Artificial Intelligence
Artificial Intelligence (AI) has the potential to enhance surveillance and compound privacy threats in ways that are not yet fully understood. AI algorithms can potentially draw inferences from indicators far more quickly than a human analyst, creating the potential for faster and more thorough abuses of personal data. At the same time, AI algorithms are prone to hallucinate incorrect information, yielding the potential for harmful and incorrect conclusions. In this lesson, we’ll look at some of the issues surrounding AI and its related emerging threats.
Surveillance and AI
Surveillance companies collect a lot of data. For example, Team Cymru collects traffic data covering about 90% of the Internet, which they then sell to private companies and government agencies, including the United States military1 and the FBI.2 Another company named HYAS buys location data collected from mobile phone apps to track individuals in the name of cybersecurity.3 These types of data sets are immense, and processing them is difficult.

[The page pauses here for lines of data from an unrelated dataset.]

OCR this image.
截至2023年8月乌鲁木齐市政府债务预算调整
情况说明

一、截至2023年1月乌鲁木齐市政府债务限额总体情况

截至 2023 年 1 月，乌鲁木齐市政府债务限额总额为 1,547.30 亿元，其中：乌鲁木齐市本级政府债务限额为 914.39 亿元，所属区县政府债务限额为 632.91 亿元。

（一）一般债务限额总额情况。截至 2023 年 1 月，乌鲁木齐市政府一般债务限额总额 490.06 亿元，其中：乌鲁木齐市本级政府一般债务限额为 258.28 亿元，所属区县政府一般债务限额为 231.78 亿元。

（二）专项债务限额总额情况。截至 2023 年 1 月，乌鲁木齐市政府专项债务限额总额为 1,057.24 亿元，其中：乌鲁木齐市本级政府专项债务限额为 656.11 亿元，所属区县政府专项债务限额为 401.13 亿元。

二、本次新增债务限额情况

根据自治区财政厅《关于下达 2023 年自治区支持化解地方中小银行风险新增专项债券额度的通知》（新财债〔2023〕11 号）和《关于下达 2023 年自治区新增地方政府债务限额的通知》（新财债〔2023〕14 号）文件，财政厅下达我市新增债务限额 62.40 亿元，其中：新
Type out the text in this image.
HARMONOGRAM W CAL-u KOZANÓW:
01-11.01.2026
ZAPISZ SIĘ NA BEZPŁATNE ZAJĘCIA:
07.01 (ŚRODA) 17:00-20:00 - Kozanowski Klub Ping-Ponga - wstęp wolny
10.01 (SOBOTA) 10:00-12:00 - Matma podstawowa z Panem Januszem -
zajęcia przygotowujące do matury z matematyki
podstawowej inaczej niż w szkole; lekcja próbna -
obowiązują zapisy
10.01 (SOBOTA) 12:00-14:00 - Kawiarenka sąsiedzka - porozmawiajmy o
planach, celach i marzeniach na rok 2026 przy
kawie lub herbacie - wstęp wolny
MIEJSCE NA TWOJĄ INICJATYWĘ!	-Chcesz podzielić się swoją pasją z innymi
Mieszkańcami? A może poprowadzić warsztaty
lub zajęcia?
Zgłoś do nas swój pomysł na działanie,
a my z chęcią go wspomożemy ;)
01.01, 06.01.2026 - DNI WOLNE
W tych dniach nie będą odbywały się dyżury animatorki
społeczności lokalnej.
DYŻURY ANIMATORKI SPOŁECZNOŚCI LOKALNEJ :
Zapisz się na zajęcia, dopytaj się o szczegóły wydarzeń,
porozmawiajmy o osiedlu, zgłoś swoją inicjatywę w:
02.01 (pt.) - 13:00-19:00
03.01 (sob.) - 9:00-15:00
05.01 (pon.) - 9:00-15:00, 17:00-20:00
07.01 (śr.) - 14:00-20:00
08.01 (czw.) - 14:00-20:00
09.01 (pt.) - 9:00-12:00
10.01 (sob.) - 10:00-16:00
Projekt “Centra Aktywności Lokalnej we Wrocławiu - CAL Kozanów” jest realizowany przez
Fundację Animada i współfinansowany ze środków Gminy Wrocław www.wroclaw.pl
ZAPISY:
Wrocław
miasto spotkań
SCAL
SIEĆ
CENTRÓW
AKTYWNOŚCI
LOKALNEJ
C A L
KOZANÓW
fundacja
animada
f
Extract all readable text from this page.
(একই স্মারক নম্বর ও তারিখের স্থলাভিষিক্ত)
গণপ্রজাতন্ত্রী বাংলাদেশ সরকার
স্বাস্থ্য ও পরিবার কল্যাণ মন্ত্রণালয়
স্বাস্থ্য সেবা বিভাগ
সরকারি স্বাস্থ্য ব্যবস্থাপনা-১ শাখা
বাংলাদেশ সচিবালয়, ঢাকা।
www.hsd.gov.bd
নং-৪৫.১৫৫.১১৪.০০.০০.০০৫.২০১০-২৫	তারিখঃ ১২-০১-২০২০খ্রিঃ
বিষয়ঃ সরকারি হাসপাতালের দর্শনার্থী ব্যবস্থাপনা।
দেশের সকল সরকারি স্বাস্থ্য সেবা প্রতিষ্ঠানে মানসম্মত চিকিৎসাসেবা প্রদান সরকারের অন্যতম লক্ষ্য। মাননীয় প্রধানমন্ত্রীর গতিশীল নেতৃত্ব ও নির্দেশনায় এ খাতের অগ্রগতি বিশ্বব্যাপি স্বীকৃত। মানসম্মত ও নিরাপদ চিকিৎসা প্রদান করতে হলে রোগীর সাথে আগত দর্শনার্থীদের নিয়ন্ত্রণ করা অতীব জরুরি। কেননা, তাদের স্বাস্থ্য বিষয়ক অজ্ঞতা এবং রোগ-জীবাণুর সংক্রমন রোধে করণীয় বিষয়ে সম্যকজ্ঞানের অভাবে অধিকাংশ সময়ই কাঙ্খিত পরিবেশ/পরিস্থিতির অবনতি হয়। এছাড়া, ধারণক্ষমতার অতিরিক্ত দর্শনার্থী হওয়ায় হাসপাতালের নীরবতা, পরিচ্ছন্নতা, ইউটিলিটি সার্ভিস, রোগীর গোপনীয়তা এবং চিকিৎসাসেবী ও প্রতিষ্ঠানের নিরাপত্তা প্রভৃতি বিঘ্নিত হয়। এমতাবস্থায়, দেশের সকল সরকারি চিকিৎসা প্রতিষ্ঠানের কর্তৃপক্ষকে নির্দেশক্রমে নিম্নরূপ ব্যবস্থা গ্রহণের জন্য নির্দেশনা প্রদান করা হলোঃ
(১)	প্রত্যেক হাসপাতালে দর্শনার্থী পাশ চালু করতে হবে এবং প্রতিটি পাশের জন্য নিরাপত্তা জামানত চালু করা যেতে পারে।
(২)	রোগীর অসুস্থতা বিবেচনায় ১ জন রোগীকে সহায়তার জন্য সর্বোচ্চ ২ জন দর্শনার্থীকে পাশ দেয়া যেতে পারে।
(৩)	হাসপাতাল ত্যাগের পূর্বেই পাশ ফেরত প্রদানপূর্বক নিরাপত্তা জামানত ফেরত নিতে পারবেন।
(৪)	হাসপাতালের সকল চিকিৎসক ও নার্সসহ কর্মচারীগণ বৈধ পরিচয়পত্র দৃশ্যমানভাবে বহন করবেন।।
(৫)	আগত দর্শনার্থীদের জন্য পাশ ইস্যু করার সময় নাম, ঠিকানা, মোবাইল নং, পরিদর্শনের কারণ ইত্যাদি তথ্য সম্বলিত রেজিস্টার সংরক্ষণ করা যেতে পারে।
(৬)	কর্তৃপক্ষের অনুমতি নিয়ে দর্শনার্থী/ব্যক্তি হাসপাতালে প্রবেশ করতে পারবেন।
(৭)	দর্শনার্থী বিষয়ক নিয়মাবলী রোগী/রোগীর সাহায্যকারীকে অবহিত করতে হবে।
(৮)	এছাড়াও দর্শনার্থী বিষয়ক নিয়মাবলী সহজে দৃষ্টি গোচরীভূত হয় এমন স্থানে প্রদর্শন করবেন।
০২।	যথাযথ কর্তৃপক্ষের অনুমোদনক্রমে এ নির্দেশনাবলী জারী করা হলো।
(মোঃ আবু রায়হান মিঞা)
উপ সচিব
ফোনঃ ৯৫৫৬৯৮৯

Enter Artificial Intelligence. Using machine learning algorithms, it is possible to take a data set like the one collected by Team Cymru and perform traffic analysis on those data. Although the actual data flows might be encrypted, the sizes and timings of the flows can still be determined. Based on these points of communications metadata (or data about the actual data in the traffic), it is possible for an adversary to perform website fingerprinting to determine what sites and pages a user is accessing, even if those accesses occur over an encrypted communications channel like a Virtual Private Network (VPN) or The Onion Router (Tor).4 Unless countermeasures are developed for this type of analysis, surveillance economy participants may be able to use AI to identify even privacy-conscious users based solely upon their data flows.5
AI-Powered Inferences
A second major threat posed by Artificial Intelligence is that AI algorithms can be used to make inferences about people based upon their past or current behavior. Worse, the machine learning systems can use aggregated data that it may infer is about a person (or is about similar people) to improve these inferences.6 These inferences might not be correct, as illustrated when AI-powered facial recognition software identifies the wrong suspect and leads to the arrest of an innocent person.7
Another risk posed from AI-powered inferences is that they can be at least as biased, if not more biased, than a human looking at the same data. For example, AI algorithms are known to misidentify 10 to 100 times as many Black and Asian people when compared to white people, likely due to the use of biased training sets in the machine learning process. These biases have real-world impacts, as police departments using these AI tools tend to arrest the wrong people.8
Notes and References
-
Joseph Cox. “Revealed: US Military Bought Mass Monitoring Tool That Includes Internet Browsing, Email Data.” Vice. September 21, 2022. ↩
-
Joseph Cox. “Here is the FBI’s Contract to Buy Mass Internet Data.” Vice. March 27, 2023. ↩
-
Joseph Cox. “Private Intel Firm Buys Location Data to Track People to their ‘Doorstep’.” Vice. September 2, 2020. ↩
-
Tobias Pulls and Ethan Witwer. “Maybenot: A Framework for Traffic Analysis Defenses.” Proceedings of the 22nd Workshop on Privacy in the Electronic Society (WPES ‘23). Copenhagen, Denmark: November 26, 2023. ↩
-
Mullvad. “Introducing Defense against AI-guided Traffic Analysis (DAITA).” May 7, 2024. ↩
-
Alicia Solow-Niederman. “Information Privacy and the Inference Economy.” Northwestern University Law Review 117(2): 357-424. ↩
-
Karhmir Hill. “Your Face Is Not Your Own.” The New York Times Magazine. March 18, 2021. ↩
-
Christina Swarns. “When Artificial Intelligence Gets It Wrong.” The Innocence Project. September 19, 2023. ↩